RuntimeError: result type Float can't be cast to the desired output type Long when using log_prob

Suppose that you have token logits from a Transformer model. The logits are of shape (batch_size, sequence_length). In the example below, (4,512).

I would like to turn every token logit into an independent Bernouilli distribution (as I’m implementing a research paper). Next, the loss is defined as the log probability of the ground-truth labels.

import torch

logits = torch.randn((4,512))

dist_per_token = torch.distributions.Bernoulli(logits=logits) # every token is now a Bernouilli distribution 

labels = torch.randint(0, 1, (4,512))
loss_per_token = dist_per_token.log_prob(labels)

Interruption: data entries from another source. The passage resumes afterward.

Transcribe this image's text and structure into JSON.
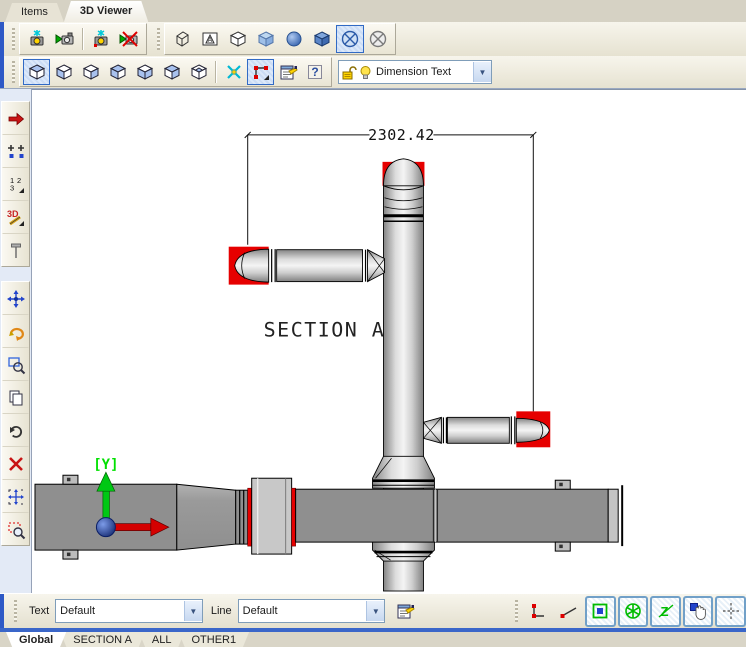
{
  "tabs_top": [
    {
      "label": "Items",
      "active": false
    },
    {
      "label": "3D Viewer",
      "active": true
    }
  ],
  "toolbars": {
    "camera_group_icons": [
      "snapshot-camera",
      "record-camera",
      "snapshot-camera-marker",
      "record-camera-off"
    ],
    "display_group_icons": [
      "wireframe-cube",
      "annotation-display",
      "hidden-line-cube",
      "flat-shaded-cube",
      "smooth-sphere",
      "shaded-edges-cube",
      "perspective-sphere-on",
      "perspective-sphere-off"
    ],
    "view_group_icons": [
      "view-top",
      "view-bottom",
      "view-left",
      "view-right",
      "view-front",
      "view-back",
      "view-iso"
    ],
    "tool_icons": [
      "axes-cross",
      "dimension-nodes",
      "properties",
      "help"
    ],
    "style_combo": {
      "value": "Dimension Text",
      "icons": [
        "lock-open",
        "lightbulb"
      ]
    }
  },
  "left_toolbar": {
    "group1_icons": [
      "red-arrow",
      "snap-points",
      "numbering",
      "edit-3d",
      "pin"
    ],
    "group2_icons": [
      "pan",
      "orbit",
      "zoom-region",
      "copy",
      "refresh",
      "delete",
      "zoom-extents",
      "zoom-window"
    ]
  },
  "bottom_bar": {
    "text_label": "Text",
    "text_value": "Default",
    "line_label": "Line",
    "line_value": "Default",
    "icons": [
      "properties",
      "ortho-dimension",
      "aligned-dimension",
      "snap-node",
      "snap-center",
      "snap-nearest",
      "pan-hand",
      "crosshair"
    ],
    "toggled_on": [
      "snap-node",
      "snap-center",
      "snap-nearest",
      "pan-hand",
      "crosshair"
    ]
  },
  "sheet_tabs": [
    {
      "label": "Global",
      "active": true
    },
    {
      "label": "SECTION A",
      "active": false
    },
    {
      "label": "ALL",
      "active": false
    },
    {
      "label": "OTHER1",
      "active": false
    }
  ],
  "viewport": {
    "dimension_value": "2302.42",
    "section_label": "SECTION A",
    "axis_label": "[Y]",
    "colors": {
      "selection_red": "#E60000",
      "axis_y_green": "#00C814",
      "axis_x_red": "#D40000",
      "duct_gray": "#8F8F8F"
    }
  }
}
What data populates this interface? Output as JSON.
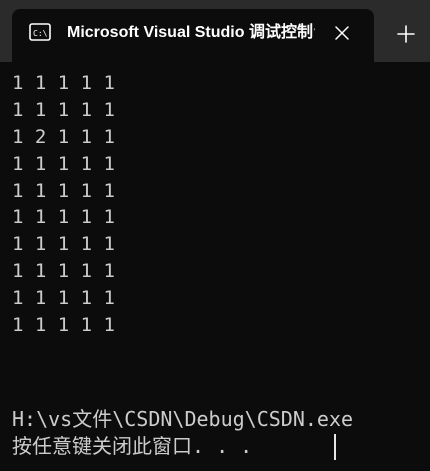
{
  "tab": {
    "title": "Microsoft Visual Studio 调试控制台",
    "icon": "console-app-icon",
    "close_icon": "close-icon",
    "new_tab_icon": "plus-icon"
  },
  "console": {
    "rows": [
      "1 1 1 1 1",
      "1 1 1 1 1",
      "1 2 1 1 1",
      "1 1 1 1 1",
      "1 1 1 1 1",
      "1 1 1 1 1",
      "1 1 1 1 1",
      "1 1 1 1 1",
      "1 1 1 1 1",
      "1 1 1 1 1"
    ],
    "exe_path": "H:\\vs文件\\CSDN\\Debug\\CSDN.exe",
    "prompt": "按任意键关闭此窗口. . ."
  },
  "colors": {
    "background": "#0c0c0c",
    "tab_strip": "#2b2b2b",
    "text": "#cccccc",
    "title_text": "#ffffff"
  }
}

However, when my labels is a LongTensor, i get the following error:

---------------------------------------------------------------------------
RuntimeError                              Traceback (most recent call last)
<ipython-input-5-196b06f84a85> in <module>()
      1 labels = torch.randint(0, 1, (4,512))
      2 
----> 3 dist_per_token.log_prob(labels)

1 frames
/usr/local/lib/python3.7/dist-packages/torch/nn/functional.py in binary_cross_entropy_with_logits(input, target, weight, size_average, reduce, reduction, pos_weight)
   2824         raise ValueError("Target size ({}) must be the same as input size ({})".format(target.size(), input.size()))
   2825 
-> 2826     return torch.binary_cross_entropy_with_logits(input, target, weight, pos_weight, reduction_enum)
   2827 
   2828 

RuntimeError: result type Float can't be cast to the desired output type Long

Shouldn’t this work, as the Bernouilli is a discrete distribution? Or should one always provide FloatTensors to log_prob? It only works when I type dist_per_token.log_prob(labels.float()).